İlk öykü kitabı Astak Kum Saatinde Akarken’de yaşam ve ölüm savaşı üzerine öyküler kurgulayan Serap Gökalp’in ikinci kitabı, işçilerin yaşamlarını anlattığı, üç ayrı işçi öykü ödülleri alan Kulak Misafiri. Üçüncü kitabında ise organ ve dilenci mafyası öykülerini Tuz Saraylar’da okura ulaştırdı ve 2009 yılında Orhan Kemal, Uluslararası Öykü Ödülü ikinciliğini aldı.

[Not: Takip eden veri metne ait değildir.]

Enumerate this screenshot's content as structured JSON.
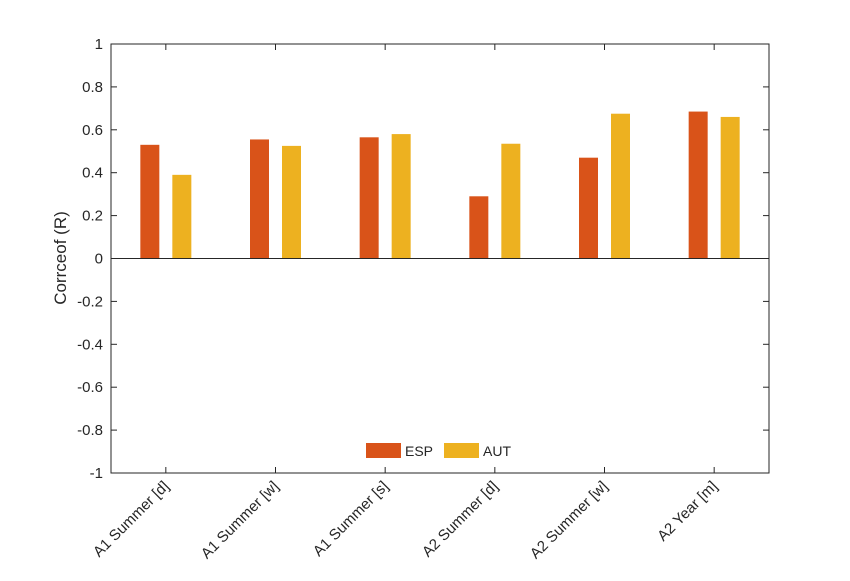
{
  "chart_data": {
    "type": "bar",
    "ylabel": "Corrceof (R)",
    "xlabel": "",
    "ylim": [
      -1,
      1
    ],
    "yticks": [
      1,
      0.8,
      0.6,
      0.4,
      0.2,
      0,
      -0.2,
      -0.4,
      -0.6,
      -0.8,
      -1
    ],
    "categories": [
      "A1 Summer [d]",
      "A1 Summer [w]",
      "A1 Summer [s]",
      "A2 Summer [d]",
      "A2 Summer [w]",
      "A2 Year [m]"
    ],
    "series": [
      {
        "name": "ESP",
        "values": [
          0.53,
          0.555,
          0.565,
          0.29,
          0.47,
          0.685
        ],
        "color": "#D95319"
      },
      {
        "name": "AUT",
        "values": [
          0.39,
          0.525,
          0.58,
          0.535,
          0.675,
          0.66
        ],
        "color": "#EDB120"
      }
    ],
    "legend_position": "bottom-center",
    "grid": false
  }
}
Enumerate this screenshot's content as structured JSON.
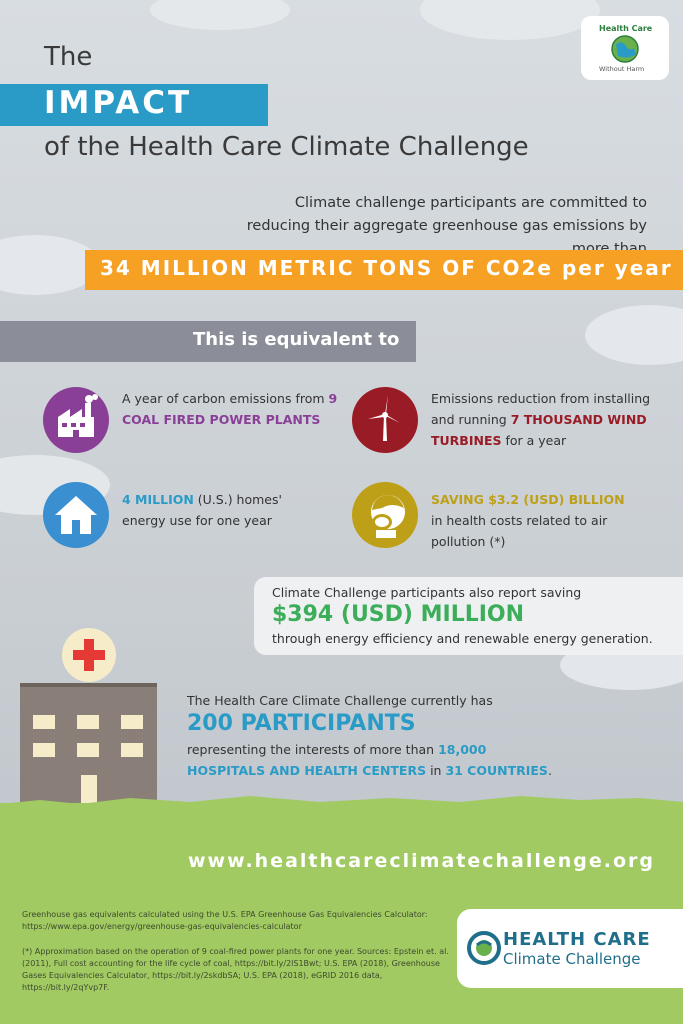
{
  "header": {
    "the": "The",
    "impact": "IMPACT",
    "subtitle": "of the Health Care Climate Challenge"
  },
  "top_logo": {
    "line1": "Health Care",
    "line2": "Without Harm"
  },
  "intro": {
    "text": "Climate challenge participants are committed to reducing their aggregate greenhouse gas emissions by more than",
    "highlight": "34 MILLION METRIC TONS OF CO2e per year"
  },
  "equivalent_heading": "This is equivalent to",
  "items": [
    {
      "pre": "A year of carbon emissions from ",
      "strong": "9 COAL FIRED POWER PLANTS",
      "post": ""
    },
    {
      "pre": "Emissions reduction from installing and running ",
      "strong": "7 THOUSAND WIND TURBINES",
      "post": " for a year"
    },
    {
      "pre": "",
      "strong": "4 MILLION",
      "post": " (U.S.) homes' energy use for one year"
    },
    {
      "pre": "",
      "strong": "SAVING $3.2 (USD) BILLION",
      "post": " in health costs related to air pollution (*)"
    }
  ],
  "savings": {
    "line1": "Climate Challenge participants also report saving",
    "amount": "$394 (USD) MILLION",
    "line3": "through energy efficiency and renewable energy generation."
  },
  "participants": {
    "line1": "The Health Care Climate Challenge currently has",
    "count": "200 PARTICIPANTS",
    "pre": "representing the interests of more than ",
    "hospitals": "18,000 HOSPITALS AND HEALTH CENTERS",
    "mid": " in ",
    "countries": "31 COUNTRIES",
    "end": "."
  },
  "url": "www.healthcareclimatechallenge.org",
  "footnotes": {
    "note1": "Greenhouse gas equivalents calculated using the U.S. EPA Greenhouse Gas Equivalencies Calculator: https://www.epa.gov/energy/greenhouse-gas-equivalencies-calculator",
    "note2": "(*) Approximation based on the operation of 9 coal-fired power plants for one year. Sources: Epstein et. al. (2011), Full cost accounting for the life cycle of coal, https://bit.ly/2lS1Bwt; U.S. EPA (2018), Greenhouse Gases Equivalencies Calculator, https://bit.ly/2skdbSA; U.S. EPA (2018), eGRID 2016 data, https://bit.ly/2qYvp7F."
  },
  "bottom_logo": {
    "line1": "HEALTH CARE",
    "line2": "Climate Challenge"
  },
  "icons": [
    "factory-icon",
    "wind-turbine-icon",
    "house-icon",
    "face-mask-icon",
    "hospital-icon",
    "cross-icon",
    "globe-icon"
  ],
  "colors": {
    "blue": "#2a9bc6",
    "orange": "#f6a024",
    "purple": "#8a3f97",
    "red": "#991b25",
    "gold": "#bda018",
    "green": "#3cae5a",
    "grass": "#a1ca63",
    "gray_bar": "#8b8e98"
  }
}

Serap Gökalp Pirana Kahkahalarını okura “Farklı kılıklarda sokulur yaşamlara ve gözüne kestirdiğini yok eder. İri, sivri dişleriyle, yemediği hiçbir şey yoktur, çiğnemeksizin yutar. Kendinden çok daha büyüklere saldırıp parçalar koparır. Aile bağları güçlüdür ama yaralı annesi olsa, kokuyu alır almaz dayanamaz onu yer. Duyuları mükemmel işler. Eylem çılgınlığı boyunca sürekli konum değiştirir, çok hızlı hareket eder. Bu yüzden onun olduğu her yer kaynar. Yaşam düzeyinin düştüğü sularda yüzenleri daha tehlikelidir. Giderek sürüye dönüşüyor ve uzman takımlar oluşturuyorlar. İçlerindeki yaralılar dâhil her şeye göz dikiyorlar. Küme bilinci yüksek bu yaratıklar, onlarla aynı ortamı paylaşan ötekileri ortaklaşa tüketiyor. İlk yaptıkları, kurbanlarının tüm hareket organlarını koparmak. Onu canlı, çaresiz, baş aşağı asılı bırakmak, sonra birer birer yok etmek. Şiddet… Bu piranayı korkulu sularda aramaya gerek yok, keskin bir göz onun her yerde olduğunu görür. Geçmişte var olduğu gibi gelecekte de umulmadık anlarda ortaya çıkacaktır. Kahkahaları hep duyulacaktır…” cümleleriyle sunuyor.
Yazar hakkında
Serap Gökalp Bursa’da doğdu. İlk öyküsü 1983 yılında Edebiyat-81 dergisinde yayımlandı. İlk kitabı Astak Kum Saatinde Akarken 2002 yılında, ikinci kitabı Kulak Misafiri 2009 yılında, üçüncü kitabı Tuz Saraylar 2010 yılında yayımlandı.
Dergilerde, edebiyat sitelerinde öyküleri, inceleme ve eleştiri yazıları yer alan Serap Gökalp’in Petrol İş Sendikası Kadın Öyküleri Yarışmasında 2007 birinciliği, Madenci Öyküleri Yarışmasında 2007 yılı ikinciliği, Abdullah Baştürk İşçi Öyküleri Yarışmasında 2007 yılı üçüncülüğü, Uluslararası Orhan Kemal Öykü Ödülü Yarışmasında 2009 yılında ikincilik ödülleri bulunuyor.
Biri Almanya’da olmak üzere on ayrı öykü seçkisinde yer alan öyküleri dışında tiyatro oyunları da bulunuyor.
Bursa, İzmir, Mersin ve Bodrum’da değişik yaş gruplarıyla öykü atölyesi çalışmaları gerçekleştirmiş, birçok sivil toplum kuruluşunda gönüllü çalışmıştır. Halen ÇYDD Bodrum Şubesi ve Bodrum Kent Konseyi, Kültür Sanat Meclisi gönüllüleri arasındadır.